When potential client come to me for a website they often bring misconceptions about what a website is and what I, as a web designer should do for them. These misconceptions fall into three broad categories. Actually there is only one mistake, forgetting that a website is a publication, but that mistake typically shows up in one or more of three ways.

Web pages are technical so have a techie do the site.

On the face of it, this makes sense. Websites are highly technical constructs and technical expertise is required to get them up and keep them up. Now, if I went into a magazine publisher’s office and said that printing is a highly technical operation (which it is), you should put your printers in charge of designing and editing your magazine, I’d be lucky if I got off with only a strange look or two.

Quality printing is critical to a quality publication but that’s simply a technical detail. Leaving aside the business aspects, magazines survive on the quality and relevance of their writing. How is a website any different? The HTML code of a web page is nothing more than the virtual equivalent of printing.

Web pages need to look good so have a graphic artist do the site.

You should see where I’m going with this. A magazine’s art department needs to make the publication look good. But the design needs to support the content, not the other way around. Art departments don’t run magazines. They are at least fifth in line behind the publisher, editors, contributors and the marketing department. That’s what works.

Your website is a publication. If it’s small it will be more like a brochure than a magazine.

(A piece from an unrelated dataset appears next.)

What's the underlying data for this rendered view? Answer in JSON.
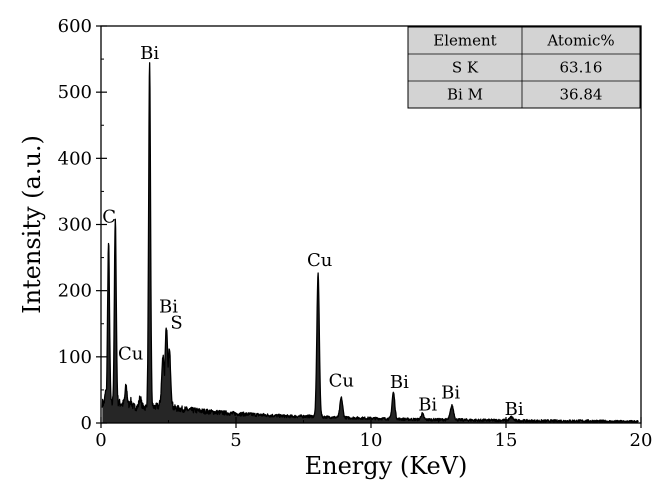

A brochure’s design may catch the eye, but if it has no decent information it is quickly destined for the circular file. A flashy website won’t even catch the eye. By the time your visitor shows up, she’s already past the cover and looking for the table of contents. You have less than 10 seconds to convince her to stay. Do you have the content to do that?

Web pages need good search engine ranking so write them for Google.

Search engine optimization (SEO) is becoming critical to high page ranking. True. But filling your text with keywords for Google, MSN or Yahoo may make your site easier to index. It won’t entice the visitors that are the number one search engine ranking factor. That is some combination of traffic and inbound links.

Like good design and good technical underpinnings, SEO is just a detail you need to attend to. A magazine writer has two audiences he has to please, the reader and the editor. A web writer simply has a third, the search engine. That doesn’t mean writing only to Google. It means keeping Google in mind as well as the site visitor. Fortunately, writing well to your intended human audience, typically works for Google, too.

Search engine keywords should be no more than a style guide for the typical website. The people running search engines are very, very smart. They will not be fooled for long by any clever SEO trick that you can do. Every few month the headlines tell us of another company that is suing Google because their SEO tricks have ceased to work. They don’t win.

Conclusion

If you simply remember that a website is a publication you are half way home. Publications live and die by how well they match their content to their audience. Design, printing and marketing all play crucial roles in that success but only if there is content worth caring about. Letting any one of those departments run a magazine is a sure recipe for failure. Your website is no different.